Top positive review
Unique Story - Some spoilers
Reviewed in the United States on April 16, 2016
This is a very good coming of age story for girls. I purchased it to pre-read. I'm on the fence about giving it to my 7-year old (who is an avid reader 2-3 years above her age). There is a lot of stronger language. There was only one instance of an actual curse word being used—"ass-turd" and that was only by a child being nasty. It's also pretty intense "tween drama" and my daughter hasn't reached that point in her age (hopefully not for another year or two) so I don't know if it will make sense for her.
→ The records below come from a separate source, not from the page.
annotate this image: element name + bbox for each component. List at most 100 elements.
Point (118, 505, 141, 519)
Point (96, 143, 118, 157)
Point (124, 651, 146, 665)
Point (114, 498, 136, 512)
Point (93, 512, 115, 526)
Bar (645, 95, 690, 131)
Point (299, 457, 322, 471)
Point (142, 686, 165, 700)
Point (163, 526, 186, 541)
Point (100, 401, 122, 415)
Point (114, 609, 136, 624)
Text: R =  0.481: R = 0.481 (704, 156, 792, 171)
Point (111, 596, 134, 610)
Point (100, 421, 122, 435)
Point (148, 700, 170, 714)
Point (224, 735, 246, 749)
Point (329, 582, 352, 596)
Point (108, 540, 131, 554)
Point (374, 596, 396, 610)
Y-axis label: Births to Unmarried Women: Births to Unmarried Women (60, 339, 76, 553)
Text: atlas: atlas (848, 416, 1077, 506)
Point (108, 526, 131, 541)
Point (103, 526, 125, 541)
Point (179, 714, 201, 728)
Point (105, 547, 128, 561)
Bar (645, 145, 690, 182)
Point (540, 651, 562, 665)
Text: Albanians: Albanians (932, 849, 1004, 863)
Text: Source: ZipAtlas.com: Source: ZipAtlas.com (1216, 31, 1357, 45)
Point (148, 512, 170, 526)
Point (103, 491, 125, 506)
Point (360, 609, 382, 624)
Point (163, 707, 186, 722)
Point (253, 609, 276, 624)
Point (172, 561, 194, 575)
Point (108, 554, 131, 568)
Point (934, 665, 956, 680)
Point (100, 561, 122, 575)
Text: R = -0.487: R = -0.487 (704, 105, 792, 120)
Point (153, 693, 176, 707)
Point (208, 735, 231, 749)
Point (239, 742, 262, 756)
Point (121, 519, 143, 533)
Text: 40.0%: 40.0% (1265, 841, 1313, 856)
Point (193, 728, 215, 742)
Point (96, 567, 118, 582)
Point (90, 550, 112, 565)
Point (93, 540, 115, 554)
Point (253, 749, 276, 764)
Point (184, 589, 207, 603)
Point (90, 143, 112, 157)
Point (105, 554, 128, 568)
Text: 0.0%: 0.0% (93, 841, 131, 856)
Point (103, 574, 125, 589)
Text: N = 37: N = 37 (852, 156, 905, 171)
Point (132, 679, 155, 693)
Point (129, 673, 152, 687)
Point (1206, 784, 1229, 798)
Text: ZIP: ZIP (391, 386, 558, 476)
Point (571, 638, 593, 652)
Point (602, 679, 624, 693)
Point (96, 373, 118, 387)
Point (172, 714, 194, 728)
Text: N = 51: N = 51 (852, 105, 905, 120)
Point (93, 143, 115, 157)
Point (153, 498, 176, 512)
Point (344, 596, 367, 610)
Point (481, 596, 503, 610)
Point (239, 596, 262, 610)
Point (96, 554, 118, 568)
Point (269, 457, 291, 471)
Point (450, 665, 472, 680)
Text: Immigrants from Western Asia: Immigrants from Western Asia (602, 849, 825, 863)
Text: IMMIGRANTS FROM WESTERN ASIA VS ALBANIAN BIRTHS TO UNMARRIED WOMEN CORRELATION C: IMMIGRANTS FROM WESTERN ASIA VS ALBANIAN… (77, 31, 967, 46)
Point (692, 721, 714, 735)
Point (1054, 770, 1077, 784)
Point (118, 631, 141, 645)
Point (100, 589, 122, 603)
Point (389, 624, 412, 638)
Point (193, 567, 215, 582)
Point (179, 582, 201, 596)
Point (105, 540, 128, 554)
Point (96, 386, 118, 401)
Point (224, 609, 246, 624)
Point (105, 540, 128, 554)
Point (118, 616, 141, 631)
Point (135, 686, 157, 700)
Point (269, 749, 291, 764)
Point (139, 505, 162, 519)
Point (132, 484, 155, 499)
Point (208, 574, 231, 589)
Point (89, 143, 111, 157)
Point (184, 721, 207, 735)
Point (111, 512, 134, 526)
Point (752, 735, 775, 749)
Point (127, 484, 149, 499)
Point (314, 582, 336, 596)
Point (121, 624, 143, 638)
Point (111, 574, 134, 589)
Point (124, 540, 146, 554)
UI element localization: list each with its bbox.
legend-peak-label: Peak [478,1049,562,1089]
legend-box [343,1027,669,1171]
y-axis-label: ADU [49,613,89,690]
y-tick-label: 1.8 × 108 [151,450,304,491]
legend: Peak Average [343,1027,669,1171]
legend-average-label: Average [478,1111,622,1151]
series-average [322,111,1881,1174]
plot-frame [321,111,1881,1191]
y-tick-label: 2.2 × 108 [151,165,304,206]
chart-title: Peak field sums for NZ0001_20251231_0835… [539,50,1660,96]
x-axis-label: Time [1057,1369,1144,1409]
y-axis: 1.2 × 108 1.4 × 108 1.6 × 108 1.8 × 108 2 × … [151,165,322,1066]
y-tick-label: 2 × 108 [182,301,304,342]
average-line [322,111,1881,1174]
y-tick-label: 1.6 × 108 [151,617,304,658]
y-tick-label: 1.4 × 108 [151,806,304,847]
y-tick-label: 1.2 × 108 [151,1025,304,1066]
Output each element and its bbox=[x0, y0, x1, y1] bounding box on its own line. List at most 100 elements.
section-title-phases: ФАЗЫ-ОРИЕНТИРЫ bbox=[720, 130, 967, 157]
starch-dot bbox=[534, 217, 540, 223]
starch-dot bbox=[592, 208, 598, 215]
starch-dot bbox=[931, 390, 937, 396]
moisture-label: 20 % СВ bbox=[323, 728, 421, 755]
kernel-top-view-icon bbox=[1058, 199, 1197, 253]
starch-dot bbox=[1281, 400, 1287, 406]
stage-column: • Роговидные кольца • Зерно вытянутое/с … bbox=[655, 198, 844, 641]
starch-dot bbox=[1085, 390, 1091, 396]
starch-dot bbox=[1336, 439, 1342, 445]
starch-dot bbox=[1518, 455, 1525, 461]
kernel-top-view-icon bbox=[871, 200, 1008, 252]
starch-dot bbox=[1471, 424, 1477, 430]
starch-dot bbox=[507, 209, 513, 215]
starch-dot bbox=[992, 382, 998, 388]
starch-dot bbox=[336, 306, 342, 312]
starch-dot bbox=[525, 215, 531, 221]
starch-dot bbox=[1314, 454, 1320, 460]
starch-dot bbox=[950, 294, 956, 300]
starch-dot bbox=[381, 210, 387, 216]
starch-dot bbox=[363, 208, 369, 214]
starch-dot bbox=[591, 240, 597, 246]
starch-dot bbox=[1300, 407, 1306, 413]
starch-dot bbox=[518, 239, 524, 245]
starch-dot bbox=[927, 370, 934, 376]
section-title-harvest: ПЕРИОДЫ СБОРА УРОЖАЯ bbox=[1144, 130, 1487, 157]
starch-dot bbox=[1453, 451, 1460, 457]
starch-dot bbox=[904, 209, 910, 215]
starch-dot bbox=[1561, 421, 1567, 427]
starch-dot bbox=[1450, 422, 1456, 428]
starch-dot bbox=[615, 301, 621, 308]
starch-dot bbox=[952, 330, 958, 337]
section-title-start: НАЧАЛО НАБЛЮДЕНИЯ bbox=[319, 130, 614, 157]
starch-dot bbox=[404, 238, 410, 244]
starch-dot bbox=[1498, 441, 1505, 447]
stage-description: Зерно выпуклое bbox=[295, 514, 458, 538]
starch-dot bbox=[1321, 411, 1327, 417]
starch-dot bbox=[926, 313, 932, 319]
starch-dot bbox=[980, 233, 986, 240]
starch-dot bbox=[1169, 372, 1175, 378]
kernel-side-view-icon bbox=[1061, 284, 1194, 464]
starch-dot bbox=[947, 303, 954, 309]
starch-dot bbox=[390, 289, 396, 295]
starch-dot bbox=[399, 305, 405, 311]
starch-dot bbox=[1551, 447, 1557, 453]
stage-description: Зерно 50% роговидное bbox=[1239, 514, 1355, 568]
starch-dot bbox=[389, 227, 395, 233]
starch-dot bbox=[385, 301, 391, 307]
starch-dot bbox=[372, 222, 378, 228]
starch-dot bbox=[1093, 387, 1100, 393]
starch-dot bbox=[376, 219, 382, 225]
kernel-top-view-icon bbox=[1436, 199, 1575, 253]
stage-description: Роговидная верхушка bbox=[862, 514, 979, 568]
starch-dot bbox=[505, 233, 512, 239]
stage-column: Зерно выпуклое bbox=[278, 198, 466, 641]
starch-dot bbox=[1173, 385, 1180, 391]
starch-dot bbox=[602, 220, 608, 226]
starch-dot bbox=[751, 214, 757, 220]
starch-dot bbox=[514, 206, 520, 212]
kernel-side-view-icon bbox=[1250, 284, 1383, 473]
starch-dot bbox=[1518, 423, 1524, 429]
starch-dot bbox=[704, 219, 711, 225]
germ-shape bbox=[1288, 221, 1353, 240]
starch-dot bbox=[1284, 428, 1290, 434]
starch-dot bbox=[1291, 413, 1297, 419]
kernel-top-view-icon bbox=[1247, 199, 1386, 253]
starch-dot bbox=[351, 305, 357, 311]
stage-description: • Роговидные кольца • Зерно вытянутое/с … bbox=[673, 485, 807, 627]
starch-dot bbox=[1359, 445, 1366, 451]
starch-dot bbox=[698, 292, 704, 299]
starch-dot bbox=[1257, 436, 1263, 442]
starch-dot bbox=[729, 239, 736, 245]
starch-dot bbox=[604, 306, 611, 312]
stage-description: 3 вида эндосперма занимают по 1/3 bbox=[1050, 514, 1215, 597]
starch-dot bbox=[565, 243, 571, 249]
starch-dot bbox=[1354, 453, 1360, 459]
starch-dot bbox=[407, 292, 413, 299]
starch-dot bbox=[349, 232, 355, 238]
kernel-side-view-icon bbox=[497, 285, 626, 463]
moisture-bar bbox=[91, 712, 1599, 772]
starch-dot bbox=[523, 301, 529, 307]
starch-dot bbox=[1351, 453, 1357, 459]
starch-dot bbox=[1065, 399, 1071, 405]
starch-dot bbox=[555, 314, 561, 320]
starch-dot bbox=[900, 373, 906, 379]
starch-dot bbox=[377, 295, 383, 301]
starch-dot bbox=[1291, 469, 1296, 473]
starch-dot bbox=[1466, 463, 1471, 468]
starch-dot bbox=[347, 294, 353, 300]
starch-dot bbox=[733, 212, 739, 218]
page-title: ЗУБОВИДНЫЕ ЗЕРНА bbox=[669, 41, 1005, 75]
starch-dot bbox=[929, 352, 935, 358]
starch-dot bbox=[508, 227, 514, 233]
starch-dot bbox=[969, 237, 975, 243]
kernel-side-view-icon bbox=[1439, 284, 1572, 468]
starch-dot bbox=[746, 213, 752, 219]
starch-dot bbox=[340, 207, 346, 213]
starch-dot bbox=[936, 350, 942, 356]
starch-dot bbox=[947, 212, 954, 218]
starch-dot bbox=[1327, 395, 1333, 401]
I think it would resonate best with kids who are 9-to-14--a time when children run into a lot of misunderstandings coupled with hormones. I remember being exactly that age as a couple long-term friends and I split apart with our differences. The main character (Astrid) has a lot of intense emotions that are experienced at that age and comes to the understanding that she was actually part of the issue when it comes to the demise of her friendship with her best friend (Nicole). She realizes she was caught up in her own world and stopped paying attention to the person Nicole grew into. They seemed to make peace they were taking different paths, but it's up in the air whether or not they will be friends. It seems like a parent could mention is that it's okay (good even) to have friends in different aspects of your life. They don't have to share all your interests. You don't have to part ways even if the main things you love are very different.
I am not completely sure about the message at the end. Astrid chooses to eat dinner with her roller derby friends instead of Nicole after the game. That is okay except Astrid leaves Nicole's gift of flowers at the bleachers. I know it's meant to be powerfully symbolic, but it seems so wasteful. Why not regift them?
But perhaps I am overthinking this. The book is still a good message for girls as we woman are too often pressured to put others' feelings in front of ours or hang onto a relationship as long as possible—which actually makes things worse. It also touches on a subject that seems to be pretty universal for tweens and young teens—even those who don't play/like roller derby.